Here are some "FREE" tips to help you on your journey to making that $10K per month easily: (That's sarcasm y'all!) Seriously, the tips below are the tried and true methods at building your small business that will eventually pay off that high interest credit card you maxed out buying the top of the line camera and lenses on Amazon with.
1. Master your craft: Invest time in improving your photography skills. Learn about composition, lighting, editing techniques, and the technical aspects of your camera equipment. Continuously challenge yourself to grow as a photographer.
2. Define your niche: Identify a specific style or subject within nature and landscape photography that sets you apart from others. Develop a unique visual signature that resonates with your target audience.
3. Build a portfolio: Curate a strong portfolio that showcases your best work. Focus on quality rather than quantity. Highlight your unique style and expertise in capturing captivating images of nature and landscapes.
4. Create an online presence: Establish a professional website or blog to showcase your portfolio and provide information about your services.

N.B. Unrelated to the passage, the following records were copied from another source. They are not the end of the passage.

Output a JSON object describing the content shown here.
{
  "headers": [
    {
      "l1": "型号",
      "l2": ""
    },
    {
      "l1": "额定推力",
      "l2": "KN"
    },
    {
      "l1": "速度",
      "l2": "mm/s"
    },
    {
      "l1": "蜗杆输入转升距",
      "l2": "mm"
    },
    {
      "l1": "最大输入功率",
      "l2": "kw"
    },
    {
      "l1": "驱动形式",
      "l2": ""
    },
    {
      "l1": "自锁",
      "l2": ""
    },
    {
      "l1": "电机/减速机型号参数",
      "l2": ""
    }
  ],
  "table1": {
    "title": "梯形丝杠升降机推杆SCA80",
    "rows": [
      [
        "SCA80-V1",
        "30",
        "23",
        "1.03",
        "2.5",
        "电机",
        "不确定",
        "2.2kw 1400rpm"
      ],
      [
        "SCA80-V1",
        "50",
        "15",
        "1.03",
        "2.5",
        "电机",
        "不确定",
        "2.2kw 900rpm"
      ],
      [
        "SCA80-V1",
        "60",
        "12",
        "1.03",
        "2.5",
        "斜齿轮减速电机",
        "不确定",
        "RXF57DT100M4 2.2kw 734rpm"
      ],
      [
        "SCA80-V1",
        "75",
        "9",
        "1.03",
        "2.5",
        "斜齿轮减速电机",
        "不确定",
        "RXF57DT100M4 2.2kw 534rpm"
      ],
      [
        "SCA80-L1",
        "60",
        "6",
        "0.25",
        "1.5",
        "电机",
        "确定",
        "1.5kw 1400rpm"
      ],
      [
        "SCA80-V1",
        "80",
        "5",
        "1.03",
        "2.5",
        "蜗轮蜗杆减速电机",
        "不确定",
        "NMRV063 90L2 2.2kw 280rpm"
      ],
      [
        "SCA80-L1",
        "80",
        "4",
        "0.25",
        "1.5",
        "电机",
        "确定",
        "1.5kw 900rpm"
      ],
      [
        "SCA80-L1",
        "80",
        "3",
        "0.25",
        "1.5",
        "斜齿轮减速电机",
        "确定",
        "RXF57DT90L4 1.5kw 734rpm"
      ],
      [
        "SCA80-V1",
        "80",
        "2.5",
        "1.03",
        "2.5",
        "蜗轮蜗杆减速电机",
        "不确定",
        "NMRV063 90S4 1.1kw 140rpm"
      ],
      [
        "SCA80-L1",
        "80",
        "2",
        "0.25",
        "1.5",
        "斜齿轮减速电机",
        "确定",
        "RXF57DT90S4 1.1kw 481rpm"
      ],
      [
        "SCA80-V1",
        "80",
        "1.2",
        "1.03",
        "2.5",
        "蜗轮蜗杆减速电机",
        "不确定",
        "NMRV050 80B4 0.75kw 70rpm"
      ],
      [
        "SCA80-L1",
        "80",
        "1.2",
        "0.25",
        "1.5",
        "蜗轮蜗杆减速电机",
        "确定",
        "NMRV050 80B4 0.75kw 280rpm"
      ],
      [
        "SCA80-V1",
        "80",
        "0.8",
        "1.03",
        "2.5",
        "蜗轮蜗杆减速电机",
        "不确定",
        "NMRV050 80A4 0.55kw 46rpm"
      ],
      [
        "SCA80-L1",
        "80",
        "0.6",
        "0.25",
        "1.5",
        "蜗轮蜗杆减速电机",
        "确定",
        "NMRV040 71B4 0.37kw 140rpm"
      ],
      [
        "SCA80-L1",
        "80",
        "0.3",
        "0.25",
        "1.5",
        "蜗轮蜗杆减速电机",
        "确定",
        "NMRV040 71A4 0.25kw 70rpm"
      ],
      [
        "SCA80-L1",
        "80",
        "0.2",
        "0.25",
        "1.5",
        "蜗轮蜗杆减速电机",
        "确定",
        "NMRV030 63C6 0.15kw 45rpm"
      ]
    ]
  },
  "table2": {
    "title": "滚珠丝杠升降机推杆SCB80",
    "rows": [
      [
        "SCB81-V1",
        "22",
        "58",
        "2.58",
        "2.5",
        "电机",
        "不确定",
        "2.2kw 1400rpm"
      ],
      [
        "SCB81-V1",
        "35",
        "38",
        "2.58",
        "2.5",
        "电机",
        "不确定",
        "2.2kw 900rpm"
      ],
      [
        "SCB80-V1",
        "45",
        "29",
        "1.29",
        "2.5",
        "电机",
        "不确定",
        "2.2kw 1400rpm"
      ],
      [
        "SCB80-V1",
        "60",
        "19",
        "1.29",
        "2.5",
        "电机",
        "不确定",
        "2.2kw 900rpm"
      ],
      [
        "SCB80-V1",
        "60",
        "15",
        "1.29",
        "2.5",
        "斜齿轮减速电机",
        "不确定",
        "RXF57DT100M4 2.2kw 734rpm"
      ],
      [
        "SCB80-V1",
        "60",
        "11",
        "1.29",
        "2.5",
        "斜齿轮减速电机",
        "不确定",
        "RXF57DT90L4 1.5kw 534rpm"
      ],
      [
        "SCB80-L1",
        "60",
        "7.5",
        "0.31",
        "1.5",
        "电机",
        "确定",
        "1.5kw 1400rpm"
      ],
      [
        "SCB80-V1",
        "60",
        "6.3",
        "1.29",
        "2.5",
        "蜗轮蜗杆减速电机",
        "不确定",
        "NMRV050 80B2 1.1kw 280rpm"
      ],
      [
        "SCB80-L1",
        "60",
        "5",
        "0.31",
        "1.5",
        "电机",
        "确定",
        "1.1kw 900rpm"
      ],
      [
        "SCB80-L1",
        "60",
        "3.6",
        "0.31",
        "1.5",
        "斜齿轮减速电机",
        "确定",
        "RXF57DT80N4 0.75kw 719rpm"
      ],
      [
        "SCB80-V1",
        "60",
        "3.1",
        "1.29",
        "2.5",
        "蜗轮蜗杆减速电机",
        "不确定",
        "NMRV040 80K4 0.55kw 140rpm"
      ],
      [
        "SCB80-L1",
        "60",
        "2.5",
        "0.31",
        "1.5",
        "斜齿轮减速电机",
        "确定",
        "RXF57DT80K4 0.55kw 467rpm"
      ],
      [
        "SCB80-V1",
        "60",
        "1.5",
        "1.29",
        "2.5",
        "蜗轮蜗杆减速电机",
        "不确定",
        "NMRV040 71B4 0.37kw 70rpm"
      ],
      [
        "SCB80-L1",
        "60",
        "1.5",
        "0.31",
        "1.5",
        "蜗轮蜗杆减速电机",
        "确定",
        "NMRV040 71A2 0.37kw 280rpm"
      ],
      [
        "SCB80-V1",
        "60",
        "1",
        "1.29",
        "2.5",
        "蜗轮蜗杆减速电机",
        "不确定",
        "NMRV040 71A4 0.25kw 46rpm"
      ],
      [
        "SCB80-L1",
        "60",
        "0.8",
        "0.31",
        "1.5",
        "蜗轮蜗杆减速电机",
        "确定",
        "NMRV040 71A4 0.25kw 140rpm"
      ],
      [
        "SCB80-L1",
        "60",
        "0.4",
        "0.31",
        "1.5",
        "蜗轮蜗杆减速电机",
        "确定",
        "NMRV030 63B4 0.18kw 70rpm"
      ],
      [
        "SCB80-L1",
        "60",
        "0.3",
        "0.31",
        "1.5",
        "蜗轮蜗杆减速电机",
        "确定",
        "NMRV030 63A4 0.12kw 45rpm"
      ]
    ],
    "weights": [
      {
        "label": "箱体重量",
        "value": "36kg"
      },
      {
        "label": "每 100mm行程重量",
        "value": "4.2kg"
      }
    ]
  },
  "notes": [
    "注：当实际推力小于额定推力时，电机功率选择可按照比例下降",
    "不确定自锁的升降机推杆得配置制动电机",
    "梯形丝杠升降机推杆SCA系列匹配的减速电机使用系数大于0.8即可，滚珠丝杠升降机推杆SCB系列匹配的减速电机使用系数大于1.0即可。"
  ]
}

Leverage social media platforms like Instagram, Facebook, and Twitter to share your work, engage with your audience, and attract potential clients.
5. Networking and collaboration: Connect with other photographers, both online and offline. Attend photography events, workshops, and exhibitions. Collaborate with local businesses or organizations that align with your niche, such as travel agencies, outdoor gear companies, or conservation groups.
6. Market yourself effectively: Develop a strong branding strategy that communicates your style and values. Use targeted online advertising, SEO techniques, and social media marketing to reach your target audience. Consider offering photography workshops or selling prints to diversify your revenue streams.
7. Provide excellent customer service: Focus on building strong relationships with your clients. Deliver high-quality work, meet deadlines, and exceed expectations. Word-of-mouth recommendations are powerful in the photography industry.
8. Continuous learning and adaptability: Stay up to date with the latest trends and technologies in photography. Embrace new techniques, explore different locations, and experiment with different equipment. Adapt to changing market demands and seize new opportunities.
9. Persistence and passion: Building a successful photography business takes time and dedication. Be prepared to face challenges and setbacks along the way. Stay motivated, persistent, and passionate about your craft. Learn from failures, adapt, and keep pushing forward.
Remember, success in the nature and landscape photography business is subjective and can mean different things to different people. Focus on creating meaningful art, connecting with your audience, and finding fulfillment in your work. With determination and perseverance, you can increase your chances of building a successful photography business. Just don't fall for the get rich schemes seen on Social Media, Youtube and Pinterest it's just another ploy in a long line dating back to David Letterman trying to sell a monkey.